Diese lässt ihn auch bei der hinlänglich ausgeschlachteten „Rabenballade“ nicht im Stich, die er ebenfalls selbständig interpretiert und auf seine musikalische Welt umarrangiert. Dass insgesamt trotz aller Kompositionen mit eher ernstem Hintergrund auch der humoristische Aspekt nicht zu kurz kommt, beweist der Sänger u.a. in den Lyrics zum bereits mehrfach erwähnten „Das Fenster“. Ein wunderbares Beispiel für eine harmonische Überschneidung von Sören als Solokünstler und Das Niveau. Hier zählt weniger der Geschlechtsakt als vielmehr die (ab und an) edelmütigen Motive dahinter. Allerdings steht dem Sprachtalent die Vertonung von beidem wunderbar zu Gesicht. So fühlt sich „Augenblick“ nie wie ein billiger Abklatsch oder seichert Aufguss von Das Niveau an, sondern wie ein völlig eigenständiges und größtenteils unverwechselbares Eigenprojekt, in dem noch viel Potential steckt. Allein die Raggae-Avancen in „Irgendwann“ und die Ausflüge in gesungenes Latein beim zehnminütigen „Feuersänger“ beweisen das. Zweiteres erinnert ein wenig an eine moderne Version von Schandmauls „Eine Waldmär“.

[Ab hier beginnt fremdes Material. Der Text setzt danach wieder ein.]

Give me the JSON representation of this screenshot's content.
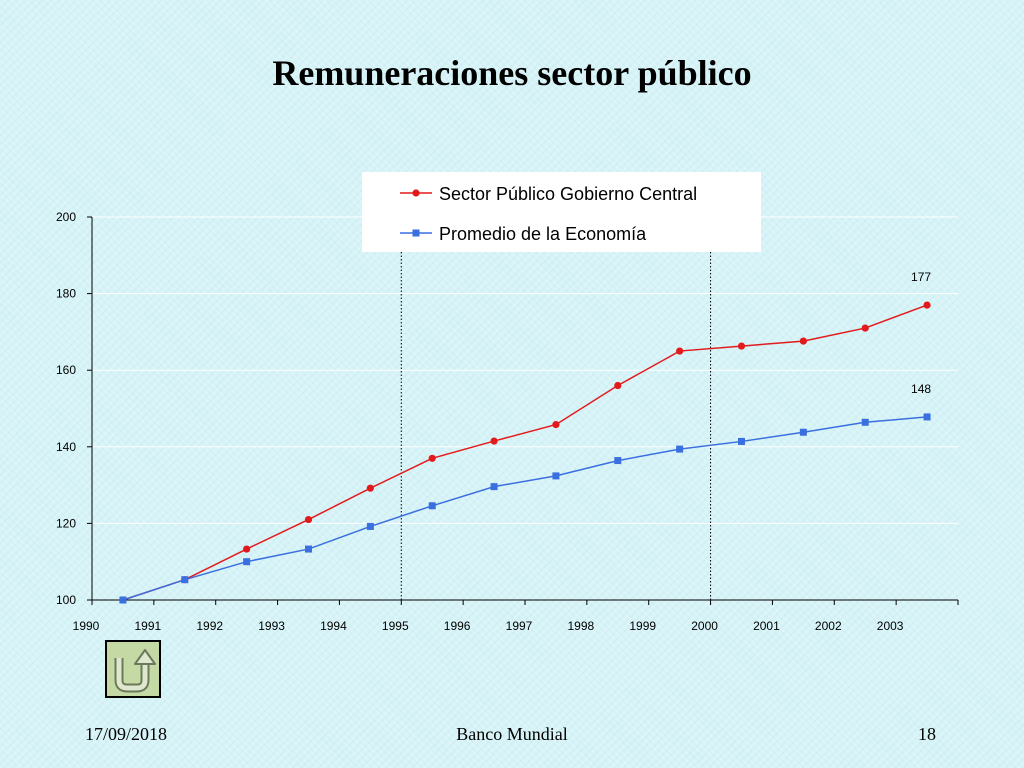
{
  "slide": {
    "title": "Remuneraciones sector público",
    "footer": {
      "date": "17/09/2018",
      "source": "Banco Mundial",
      "page": "18"
    }
  },
  "nav": {
    "back_icon": "u-turn-arrow-icon"
  },
  "colors": {
    "series_0": "#e31a1c",
    "series_1": "#3a6fe0"
  },
  "chart_data": {
    "type": "line",
    "title": "",
    "xlabel": "",
    "ylabel": "",
    "x": [
      "1990",
      "1991",
      "1992",
      "1993",
      "1994",
      "1995",
      "1996",
      "1997",
      "1998",
      "1999",
      "2000",
      "2001",
      "2002",
      "2003"
    ],
    "ylim": [
      100,
      200
    ],
    "yticks": [
      100,
      120,
      140,
      160,
      180,
      200
    ],
    "grid": "horizontal",
    "legend_position": "top-right",
    "series": [
      {
        "name": "Sector Público Gobierno Central",
        "marker": "circle",
        "values": [
          100,
          105.3,
          113.3,
          121,
          129.2,
          137,
          141.5,
          145.8,
          156,
          165,
          166.3,
          167.6,
          171,
          177
        ],
        "end_label": "177"
      },
      {
        "name": "Promedio de la Economía",
        "marker": "square",
        "values": [
          100,
          105.3,
          110,
          113.3,
          119.2,
          124.6,
          129.6,
          132.4,
          136.4,
          139.4,
          141.4,
          143.8,
          146.4,
          147.8
        ],
        "end_label": "148"
      }
    ],
    "reference_lines_between": [
      [
        "1994",
        "1995"
      ],
      [
        "1999",
        "2000"
      ]
    ]
  }
}
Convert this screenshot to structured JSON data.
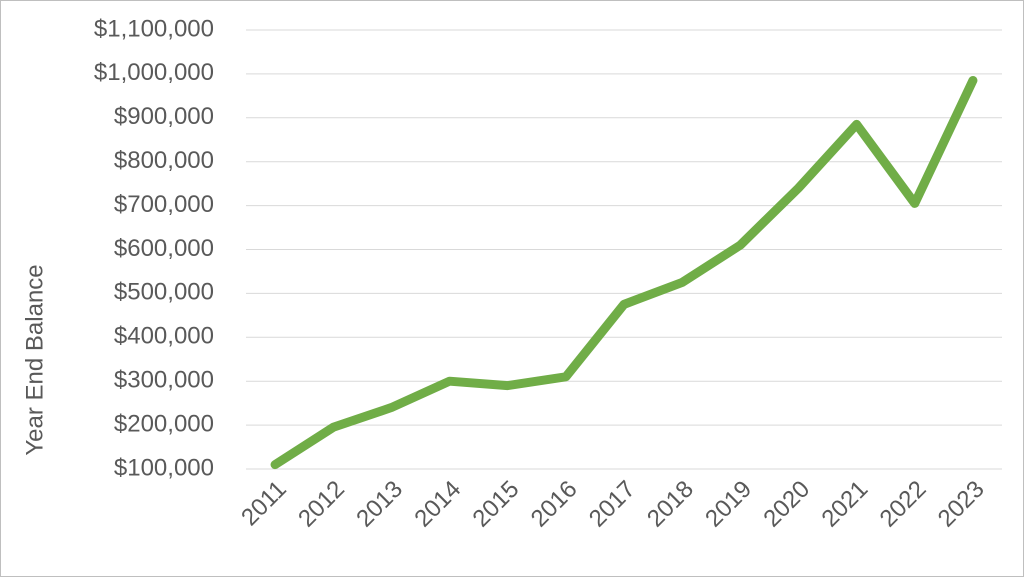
{
  "chart_data": {
    "type": "line",
    "y_label": "Year End Balance",
    "categories": [
      "2011",
      "2012",
      "2013",
      "2014",
      "2015",
      "2016",
      "2017",
      "2018",
      "2019",
      "2020",
      "2021",
      "2022",
      "2023"
    ],
    "series": [
      {
        "name": "Year End Balance",
        "color": "#70ad47",
        "values": [
          110000,
          195000,
          240000,
          300000,
          290000,
          310000,
          475000,
          525000,
          610000,
          740000,
          885000,
          705000,
          985000
        ]
      }
    ],
    "ylim": [
      100000,
      1100000
    ],
    "yticks": [
      {
        "value": 100000,
        "label": "$100,000"
      },
      {
        "value": 200000,
        "label": "$200,000"
      },
      {
        "value": 300000,
        "label": "$300,000"
      },
      {
        "value": 400000,
        "label": "$400,000"
      },
      {
        "value": 500000,
        "label": "$500,000"
      },
      {
        "value": 600000,
        "label": "$600,000"
      },
      {
        "value": 700000,
        "label": "$700,000"
      },
      {
        "value": 800000,
        "label": "$800,000"
      },
      {
        "value": 900000,
        "label": "$900,000"
      },
      {
        "value": 1000000,
        "label": "$1,000,000"
      },
      {
        "value": 1100000,
        "label": "$1,100,000"
      }
    ],
    "grid": true
  }
}
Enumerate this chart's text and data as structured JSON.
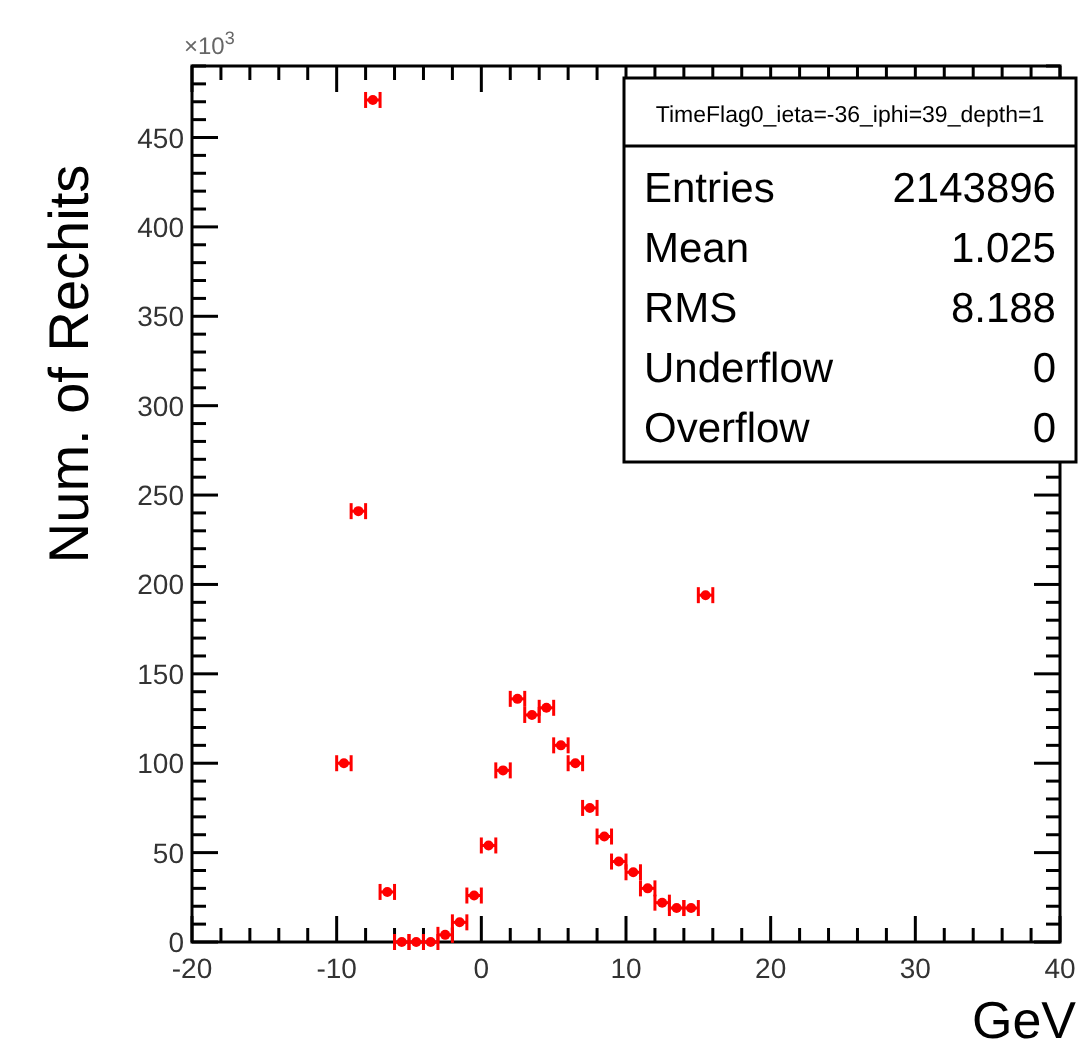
{
  "chart_data": {
    "type": "scatter",
    "title": "TimeFlag0_ieta=-36_iphi=39_depth=1",
    "xlabel": "GeV",
    "ylabel": "Num. of Rechits",
    "annotations": [
      "×10$^{3}$",
      "Entries",
      "2143896",
      "Mean",
      "1.025",
      "RMS",
      "8.188",
      "Underflow",
      "0",
      "Overflow",
      "0"
    ],
    "x": [
      -9.5,
      -8.5,
      -7.5,
      -6.5,
      -5.5,
      -4.5,
      -3.5,
      -2.5,
      -1.5,
      -0.5,
      0.5,
      1.5,
      2.5,
      3.5,
      4.5,
      5.5,
      6.5,
      7.5,
      8.5,
      9.5,
      10.5,
      11.5,
      12.5,
      13.5,
      14.5,
      15.5
    ],
    "series": [
      {
        "color": "#ff0000",
        "values": [
          100,
          241,
          471,
          28,
          0,
          0,
          0,
          4,
          11,
          26,
          54,
          96,
          136,
          127,
          131,
          110,
          100,
          75,
          59,
          45,
          39,
          30,
          22,
          19,
          19,
          194
        ],
        "xerrors": [
          0.5,
          0.5,
          0.5,
          0.5,
          0.5,
          0.5,
          0.5,
          0.5,
          0.5,
          0.5,
          0.5,
          0.5,
          0.5,
          0.5,
          0.5,
          0.5,
          0.5,
          0.5,
          0.5,
          0.5,
          0.5,
          0.5,
          0.5,
          0.5,
          0.5,
          0.5
        ]
      }
    ],
    "xlim": [
      -20,
      40
    ],
    "xticks": [
      -20,
      -10,
      0,
      10,
      20,
      30,
      40
    ],
    "ylim": [
      0,
      490
    ],
    "yticks": [
      0,
      50,
      100,
      150,
      200,
      250,
      300,
      350,
      400,
      450
    ],
    "grid": false,
    "marker": "circle"
  }
}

Lediglich ein paar Lieder wie „Sehnsucht“, „Der letzte Kuss“ und der stimmlich etwas schwachbrüstige Titeltrack fallen ab. Andererseits ist dies bei einer Erstveröffentlichung eine Schwäche, die man nachsehen kann. Keines der Stücke beleidigt das Trommelfell, nur manches wirkt austauschbarer und weniger einprägsam. Für musikalische Bereicherungen sorgen hingegen Gäste wie Johanna von der Vögelweide (Feuerschwanz) an der Geige, B. Deutung (Deine Lakaien, Eric Fish & Friends) am Cello und allen voran Haggard-Sopranistin Su Ehlers. Ebenso facettenreich und vielseitig wie „Augenblick“ präsentiert sich die Liste der Gastmusiker, die nicht lediglich aus Vermarktungsgründen als schmuckes Beiwerk dienen.
Besonders gelungen ist darüber hinaus das hochwertige Booklet nebst allen Songtexten und Akkorden, so dass sich jeder Hobbygittarist an seinem eigenen „Augenblick“ versuchen kann. Ob die Mehrheit allerdings die Qualität und Tiefe des Originals erreicht, darf bezweifelt werden.